Helping your student maintain good study habits over school breaks can be a challenge. Many children are tempted to set their school work aside completely over the holidays, but this isn’t always a wise choice. American students have more consecutive days off from school than most other students in the world, which some believe contributes to their poorer academic performance. Here are a few ways to keep your student on the ball, even during the excitement of the holiday season.

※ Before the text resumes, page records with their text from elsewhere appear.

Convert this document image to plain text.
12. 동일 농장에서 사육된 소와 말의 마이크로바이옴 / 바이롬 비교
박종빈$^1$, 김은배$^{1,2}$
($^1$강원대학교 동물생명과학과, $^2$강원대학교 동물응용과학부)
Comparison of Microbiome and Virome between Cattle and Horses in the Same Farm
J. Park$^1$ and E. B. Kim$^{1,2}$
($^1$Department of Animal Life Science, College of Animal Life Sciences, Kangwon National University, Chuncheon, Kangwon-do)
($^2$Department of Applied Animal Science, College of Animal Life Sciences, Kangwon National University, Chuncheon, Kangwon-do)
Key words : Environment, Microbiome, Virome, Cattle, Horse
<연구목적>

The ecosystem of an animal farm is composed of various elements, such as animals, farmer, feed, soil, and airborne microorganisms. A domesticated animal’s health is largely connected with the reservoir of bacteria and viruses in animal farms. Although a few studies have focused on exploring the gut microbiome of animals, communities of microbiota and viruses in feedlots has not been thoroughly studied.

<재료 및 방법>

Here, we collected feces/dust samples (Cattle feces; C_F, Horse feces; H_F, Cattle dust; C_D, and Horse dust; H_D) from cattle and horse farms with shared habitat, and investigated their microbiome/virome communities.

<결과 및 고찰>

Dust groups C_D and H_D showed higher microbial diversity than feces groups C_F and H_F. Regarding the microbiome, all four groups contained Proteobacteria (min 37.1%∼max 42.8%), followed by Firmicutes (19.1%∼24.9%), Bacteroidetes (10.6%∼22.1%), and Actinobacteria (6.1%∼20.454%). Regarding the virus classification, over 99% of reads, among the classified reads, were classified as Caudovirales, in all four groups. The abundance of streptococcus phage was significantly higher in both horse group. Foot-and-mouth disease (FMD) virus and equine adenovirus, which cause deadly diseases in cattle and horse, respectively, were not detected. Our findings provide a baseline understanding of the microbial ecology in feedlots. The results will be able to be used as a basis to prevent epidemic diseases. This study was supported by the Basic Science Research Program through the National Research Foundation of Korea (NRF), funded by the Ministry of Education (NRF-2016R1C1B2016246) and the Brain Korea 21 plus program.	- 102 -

Holiday study habits: keep reading.
Create a holiday reading list with your child filled with a variety of books that interest them. Make this fun! Any reading at all is beneficial to your child’s literacy skills. Books don’t need to be academic in nature; let your child choose books in their favorite genres purely for the pleasure of it. Children who love to read from an early age will be much more successful throughout their academic careers. Choose some festive Christmas read-alouds to read together as a family by the fire every day. Use all that extra free time as time to really nourish literacy in your child!
Write letters, cards, and thank you notes.
Excellent homework for the holiday season? Have your student write Christmas cards and thank you notes to family and friends. Perhaps even make a community service project out of it by having them craft and write cards to deployed soldiers, children in the hospital, or elderly residents of a nursing home. This practice will help them keep up with literacy skills, handwriting, and just good manners overall.
Set aside some dedicated study time.
At least every few days, set aside an hour or two for your student to review the schoolwork they were working on before the break. Before the break begins, spend some time creating flashcards together to cover the most important information that can’t be forgotten. Flash cards, through creating and reviewing, have been proven to help information retention. Increase motivation for study-time by scheduling something fun and festive for after the work is complete. Think: cookie decorating, looking at lights, or trimming the tree.